Il danno catastrofico è lo stato di profonda e intensa afflizione vissuto, in caso di morte non istantanea, dalla vittima principale di un evento illecito letale, la quale abbia, per un apprezzabile lasso di tempo, atteso lucidamente e coscientemente l'estinzione della propria vita.
Trattasi di un danno morale che si concreta in una sofferenza psichica di massima intensità, anche se di breve durata, pregiudizio non patrimoniale, di indubbia matrice psichica, trattandosi di un vero e proprio danno psichico da sofferenza esistenziale, che subisce la vittima rimasta cosciente durante la consapevole attesa della fine della propria vita.
Quanto alla giurisprudenza, talune pronunce lo hanno collocato nel cd. "danno morale" (o meglio, di un danno morale particolarmente grave, in quanto connaturato a una situazione di sofferenza particolarmente acuta, patita dal soggetto cosciente dell'approssimarsi della fine), altre lo hanno invece descritto come pregiudizio di tipo esistenziale, e come tale risarcibile in favore degli eredi del de cuius in quanto rientrante nel limite segnato dalla ingiustizia costituzionalmente qualificata dell'evento di danno, mentre da ultimo, una ricostruzione minoritaria riconosce al danno in questione il carattere di danno biologico, argomentando che la notevole intensità della sofferenza subita è di per sé idonea a dar luogo a un pregiudizio per la salute psichica.
Le Sezioni Unite, nelle celebri sentenze di San Martino (Cass. civ., Sez. Un., 11 novembre 2008, n. 26972, 26973, 26974 e 26975), hanno affermato che «il giudice potrà invece correttamente riconoscere e liquidare il solo danno morale, a ristoro della sofferenza psichica provata dalla vittima di lesioni fisiche, alle quali sia seguita dopo breve tempo la morte, che sia rimasta lucida durante l'agonia in consapevole attesa della fine.
Viene così evitato il vuoto di tutela determinato dalla giurisprudenza di legittimità che nega, nel caso di morte immediata o intervenuta a breve distanza dall'evento lesivo, il risarcimento del danno biologico per la perdita della vita (sent. n. 1704/1997 e successive conformi), e lo ammette per la perdita della salute solo se il soggetto sia rimasto in vita per un tempo apprezzabile, al quale lo commisura (sent. n. 6404/1998 e successive conformi).
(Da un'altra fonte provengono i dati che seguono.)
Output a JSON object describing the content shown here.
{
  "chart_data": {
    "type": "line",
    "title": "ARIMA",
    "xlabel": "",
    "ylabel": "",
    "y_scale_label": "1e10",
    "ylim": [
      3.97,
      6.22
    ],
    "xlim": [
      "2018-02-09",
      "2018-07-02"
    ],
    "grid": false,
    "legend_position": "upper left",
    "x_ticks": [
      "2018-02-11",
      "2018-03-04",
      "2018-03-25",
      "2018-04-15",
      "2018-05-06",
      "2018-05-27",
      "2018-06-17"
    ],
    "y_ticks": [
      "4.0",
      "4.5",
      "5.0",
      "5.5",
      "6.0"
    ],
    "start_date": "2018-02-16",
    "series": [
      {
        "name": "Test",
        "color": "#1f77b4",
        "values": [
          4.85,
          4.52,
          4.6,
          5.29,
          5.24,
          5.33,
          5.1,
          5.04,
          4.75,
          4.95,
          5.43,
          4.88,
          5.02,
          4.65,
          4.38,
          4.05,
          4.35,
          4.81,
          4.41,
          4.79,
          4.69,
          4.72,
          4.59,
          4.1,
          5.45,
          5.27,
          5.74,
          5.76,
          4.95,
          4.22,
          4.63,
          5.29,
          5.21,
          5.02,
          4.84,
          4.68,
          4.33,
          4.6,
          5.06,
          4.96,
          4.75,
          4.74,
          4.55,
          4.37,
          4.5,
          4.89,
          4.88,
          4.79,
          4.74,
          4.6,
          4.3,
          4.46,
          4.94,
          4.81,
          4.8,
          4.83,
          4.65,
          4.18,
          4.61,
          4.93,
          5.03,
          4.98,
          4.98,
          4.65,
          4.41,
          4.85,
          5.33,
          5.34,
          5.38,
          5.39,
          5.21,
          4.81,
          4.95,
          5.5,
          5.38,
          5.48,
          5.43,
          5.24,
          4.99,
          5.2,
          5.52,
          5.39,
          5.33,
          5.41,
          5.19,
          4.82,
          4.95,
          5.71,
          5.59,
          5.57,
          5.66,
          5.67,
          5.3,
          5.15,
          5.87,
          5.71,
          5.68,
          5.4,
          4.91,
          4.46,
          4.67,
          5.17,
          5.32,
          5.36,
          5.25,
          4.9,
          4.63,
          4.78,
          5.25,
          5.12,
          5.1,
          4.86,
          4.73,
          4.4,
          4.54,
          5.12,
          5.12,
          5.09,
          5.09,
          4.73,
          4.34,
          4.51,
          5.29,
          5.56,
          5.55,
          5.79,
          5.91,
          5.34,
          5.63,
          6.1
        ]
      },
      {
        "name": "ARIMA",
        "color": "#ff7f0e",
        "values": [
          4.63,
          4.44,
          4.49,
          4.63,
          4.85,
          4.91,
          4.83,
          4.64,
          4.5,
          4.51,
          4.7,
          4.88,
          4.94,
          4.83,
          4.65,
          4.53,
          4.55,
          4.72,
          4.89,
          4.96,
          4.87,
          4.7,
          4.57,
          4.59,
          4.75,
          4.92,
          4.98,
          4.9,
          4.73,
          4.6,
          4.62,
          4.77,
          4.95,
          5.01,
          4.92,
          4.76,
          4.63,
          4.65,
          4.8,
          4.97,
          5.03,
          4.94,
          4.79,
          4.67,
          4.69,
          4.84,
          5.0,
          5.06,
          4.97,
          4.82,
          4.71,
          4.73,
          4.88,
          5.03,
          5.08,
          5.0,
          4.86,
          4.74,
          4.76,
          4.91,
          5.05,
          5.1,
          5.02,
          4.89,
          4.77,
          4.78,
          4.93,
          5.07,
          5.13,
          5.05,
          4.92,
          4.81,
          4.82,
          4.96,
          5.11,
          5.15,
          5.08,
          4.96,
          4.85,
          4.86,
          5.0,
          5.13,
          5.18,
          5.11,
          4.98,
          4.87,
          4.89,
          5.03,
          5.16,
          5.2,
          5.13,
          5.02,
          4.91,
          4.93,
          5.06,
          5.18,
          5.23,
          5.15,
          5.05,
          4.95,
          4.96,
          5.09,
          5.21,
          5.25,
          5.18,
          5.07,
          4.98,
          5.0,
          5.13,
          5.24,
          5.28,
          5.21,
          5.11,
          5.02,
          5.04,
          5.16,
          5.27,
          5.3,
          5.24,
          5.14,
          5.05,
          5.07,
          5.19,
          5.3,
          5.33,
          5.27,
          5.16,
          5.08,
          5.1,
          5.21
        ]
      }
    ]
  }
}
Una sofferenza psichica siffatta, di massima intensità anche se di durata contenuta, non essendo suscettibile, in ragione del limitato intervallo di tempo tra lesioni e morte, di degenerare in patologia e dare luogo a danno biologico, va risarcita come danno morale, nella sua nuova più ampia accezione».
Una più recente pronuncia, sopra menzionata, ha confermato: «il danno catastrofale è il danno non patrimoniale conseguente alla sofferenza patita dalla persona che, a causa delle lesioni sofferte nel lasso di tempo compreso tra l'evento che le ha provocate e la morte, assiste alla perdita della propria vita» (cfr. Cass. civ., Sez. III, 13 dicembre 2012 n. 22896).
Tale pregiudizio viene liquidato in giurisprudenza, iure ereditario, in via equitativa, mediante il riconoscimento di somme che tengano imprescindibilmente in considerazione l'innegabile ed evidente effetto privativo di un simile pregiudizio a carico della vittima del diritto di vivere spiegando tutte le proprie energie, nonché, più in generale, della tragica consapevolezza di una ingiusta condanna a morte, di una lenta e inutile agonia.
In tal senso, si è recentissimamente espressa anche la giurisprudenza di merito, la quale, muovendo dalla definizione di danno catastrofale quale sofferenza provata dalla vittima nell'avvertire coscientemente l'ineluttabile approssimarsi della propria fine, ha precisato che ciò che rileva, ai fini del diritto al risarcimento, è proprio l'effettiva esistenza di uno sconvolgimento psichico patito da chi si trovi a cogliere, anche per un periodo di breve durata, il proprio momento terminale, così ribadendo che, in tali casi, il diritto deve ritenersi trasmissibile iure ereditario (Tribunale Benevento, 20 gennaio 2022, n. 119).
In conclusione, quindi, il diritto al risarcimento del danno biologico terminale è configurabile e, conseguentemente, trasmissibile "iure hereditatis" ove intercorre un apprezzabile lasso di tempo tra le lesioni colpose e la morte causata dalle stesse, non essendo rilevante la circostanza che, durante il periodo di permanenza in vita, la vittima abbia mantenuto uno stato di lucidità, il quale costituisce, invece, presupposto essenziale del diverso danno catastrofico o morale terminale, risarcibile – ed anch'esso trasmissibile iure ereditario – anche allorquando il periodo di tempo intercorrente tra le lesioni e l'evento morte sia di breve durata (Cass. civ., Sez. III, 19 ottobre 2016, n. 21060).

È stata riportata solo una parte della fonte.